Ainda hoje parece inalcançável, o mais provável é que jamais estejamos confortáveis sempre que Ornette Coleman estiver a ocupar todo o espaço à nossa volta: porque era isso que este destemido fazia, pegava no ar, o tal que é de todos, e tomava-o como coisa sua.
O saxofone era o suporte para o conseguir e sabia onde começava, estava consciente de que teria de se desdobrar em múltiplos caminhos ao tocar o seu instrumento de eleição. Mas depois disso, acontecia o que tinha que acontecer. Ao que fazia chamaram de free jazz – free de livre, de não ter agenda nem compromissos, de estar sem rumo e gostar disso. Outros disseram que era avant garde. Morreu ontem aos 85 anos, em Manhattan. O que é certo que tudo o que Coleman fez vai ficar por definir. Tomou Nova Iorque como sua, foi lá que morreu, vítima de ataque cardíaco.
Não lhe faltava nada: técnica, inspiração, talento ou bom gosto.
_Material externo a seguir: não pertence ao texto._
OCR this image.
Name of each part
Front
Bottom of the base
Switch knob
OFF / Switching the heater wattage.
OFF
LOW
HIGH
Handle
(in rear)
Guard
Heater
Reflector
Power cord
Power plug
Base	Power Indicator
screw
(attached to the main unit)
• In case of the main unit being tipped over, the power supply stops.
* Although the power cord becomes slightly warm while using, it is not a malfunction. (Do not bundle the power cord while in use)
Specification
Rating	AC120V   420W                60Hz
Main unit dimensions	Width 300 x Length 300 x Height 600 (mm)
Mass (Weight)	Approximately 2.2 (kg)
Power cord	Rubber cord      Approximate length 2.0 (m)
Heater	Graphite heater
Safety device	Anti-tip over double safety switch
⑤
O que também tinha de sobra era coragem, a atitude que à maioria falha para fazer novo, para dizer que há mais, muito mais. Foi o que fez no jazz, nos anos 50. Conheceu o bebop, foi seu íntimo, mas (cá está a tal lata que tinha para dar e vender) em 59 lança “The Shape of Jazz to Come”. Assim, toma lá disto, a ruptura começa no título – vinha de trás e ali ganha corpo palpável – e acaba na influência que o homem lança sobre a música popular, da canção mais açucarada às electrónicas menos dançáveis.
Continuava a fazer uso do dom dos virtuosos, mas o ritmo e a harmonia transformavam-se em algo diferente. Heróis imortais como Charlie Parker ou John Coltrane já tinham esticado a corda, Ornette Coleman afirmava finalmente que essa mesma corda não fazia falta a ninguém. A estrutura não tinha dono, nem o tom nem nada que pudesse ser música. Não que não tivesse as suas regras. Dizia Coleman ao filósofo Jacques Derrida em 1997: “Quando fazia free jazz, a maioria das pessoas pensava que eu pegava no saxofone e tocava aquilo que me vinha à ideia, sem seguir nenhuma regra, mas isso não era bem verdade.” Mas as regras eram novas, eram as dele, leis harmelódicas com as quais Coleman mudou o mundo.
Cresceu com a mãe e a irmã, no Texas, foi vagabundo atrás da música ou de qualquer emprego (operador de elevador? seja), autodidacta e saco de pancada, tudo ao mesmo tempo. Acreditou nele próprio e na capacidade de entendimento com toda a gente. Nos anos 70 já tinha feito história mas continuava a inovar, tornava-se mais eléctrico, continuava a dizer que o essencial era ter a certeza que qualquer pessoa podia tocar com qualquer pessoa. Levar emoções para a música, parece simples, ela tornava-o simples.
Foi uma e outra vez redescoberto por quem se deixou iluminar pelos ensinamentos de um dos mais inovadores libertinos que já se viram ou ouviram. “O nome da nota não nos diz como usar o respectivo som”, afirmou ao “Guardian” em 2007. E se a nota o dissesse a Coleman, ele responderia que isso era mentira.